Berichtigung des Sachberichts im Nichtannahmebeschluss (2 BvR 877/16)
- Gericht
- BVerfG
- Spruchkörper
- 2. Senat 1. Kammer
- Aktenzeichen
- 2 BvR 877/16
- Datum
- 08.12.2016
- Rechtsgebiet
- Verfahrensrecht
- ECLI
- ECLI:DE:BVerfG:2016:rk20161208.2bvr087716
Abstrakte Rechtssätze
Das Bundesverfassungsgericht kann durch Kammerbeschluss formelle Berichtigungen von im Sachbericht enthaltenen Tatsachenangaben vornehmen.
Berichtigungen des Sachberichts dienen der Richtigstellung amtlicher Tatsachenberichte und ändern die inhaltliche Nichtannahmeentscheidung nicht, sofern sie keine wesentlichen materiellen Feststellungen betreffen.
Ein Berichtigungsbeschluss ist unanfechtbar, soweit das Gericht im Tenor die Unanfechtbarkeit anordnet.
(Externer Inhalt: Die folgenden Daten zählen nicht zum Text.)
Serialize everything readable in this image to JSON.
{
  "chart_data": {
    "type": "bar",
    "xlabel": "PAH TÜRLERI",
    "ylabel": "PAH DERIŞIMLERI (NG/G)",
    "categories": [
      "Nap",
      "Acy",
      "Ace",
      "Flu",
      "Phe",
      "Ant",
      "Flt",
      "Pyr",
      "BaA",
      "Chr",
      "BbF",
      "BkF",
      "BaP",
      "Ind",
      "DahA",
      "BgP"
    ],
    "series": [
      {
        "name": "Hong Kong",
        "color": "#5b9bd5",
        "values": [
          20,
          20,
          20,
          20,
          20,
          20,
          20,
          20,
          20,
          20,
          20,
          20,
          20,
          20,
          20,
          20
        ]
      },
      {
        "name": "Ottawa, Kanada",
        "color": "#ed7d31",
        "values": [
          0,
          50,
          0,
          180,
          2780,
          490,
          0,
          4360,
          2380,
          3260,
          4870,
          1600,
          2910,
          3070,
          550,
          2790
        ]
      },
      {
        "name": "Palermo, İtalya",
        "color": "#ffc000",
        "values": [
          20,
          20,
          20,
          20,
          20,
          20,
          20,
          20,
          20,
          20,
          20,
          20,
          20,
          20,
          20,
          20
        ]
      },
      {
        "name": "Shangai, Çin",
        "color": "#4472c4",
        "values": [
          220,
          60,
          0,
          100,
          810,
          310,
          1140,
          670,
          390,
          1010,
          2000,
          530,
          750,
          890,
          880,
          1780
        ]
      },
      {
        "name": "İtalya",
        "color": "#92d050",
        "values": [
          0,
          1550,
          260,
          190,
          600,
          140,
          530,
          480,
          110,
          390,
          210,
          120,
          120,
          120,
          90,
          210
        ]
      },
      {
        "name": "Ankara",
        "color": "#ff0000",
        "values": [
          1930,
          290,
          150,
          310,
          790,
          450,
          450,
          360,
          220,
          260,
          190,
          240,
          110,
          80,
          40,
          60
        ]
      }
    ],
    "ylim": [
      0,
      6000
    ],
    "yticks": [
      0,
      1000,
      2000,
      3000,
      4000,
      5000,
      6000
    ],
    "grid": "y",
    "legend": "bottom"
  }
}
Offenkundige oder nachprüfbare Tatsachenfehler in Randnummern oder Satzformulierungen dürfen durch die Kammer berichtigt werden, ohne dass das Verfahren materiell neu zu beurteilen ist.
Vorinstanzen
vorgehend Bayerischer Verwaltungsgerichtshof, 16. Februar 2016, Az: 6 CE 16.246, Beschluss
vorgehend Bayerischer Verwaltungsgerichtshof, 26. Januar 2016, Az: 6 CE 15.2800, Beschluss
vorgehend VG München, 19. Januar 2016, Az: M 5 E 15.5395, Beschluss
vorgehend VG München, 18. Dezember 2015, Az: M 5 E 15.5395, Beschluss
vorgehend BVerfG, 25. August 2016, Az: 2 BvR 877/16, Nichtannahmebeschluss
Tenor
Der Beschluss der 1. Kammer des Zweiten Senats vom 25. August 2016 wird in Satz 1 der Randnummer 2 (unter Gründe: A. I. 1.) wie folgt berichtigt (Änderung unterstrichen): Die Beschwerdeführerin ist seit 2005 Richterin am Bundesfinanzhof und seit 2013 stellvertretende Vorsitzende.
Diese Entscheidung ist unanfechtbar.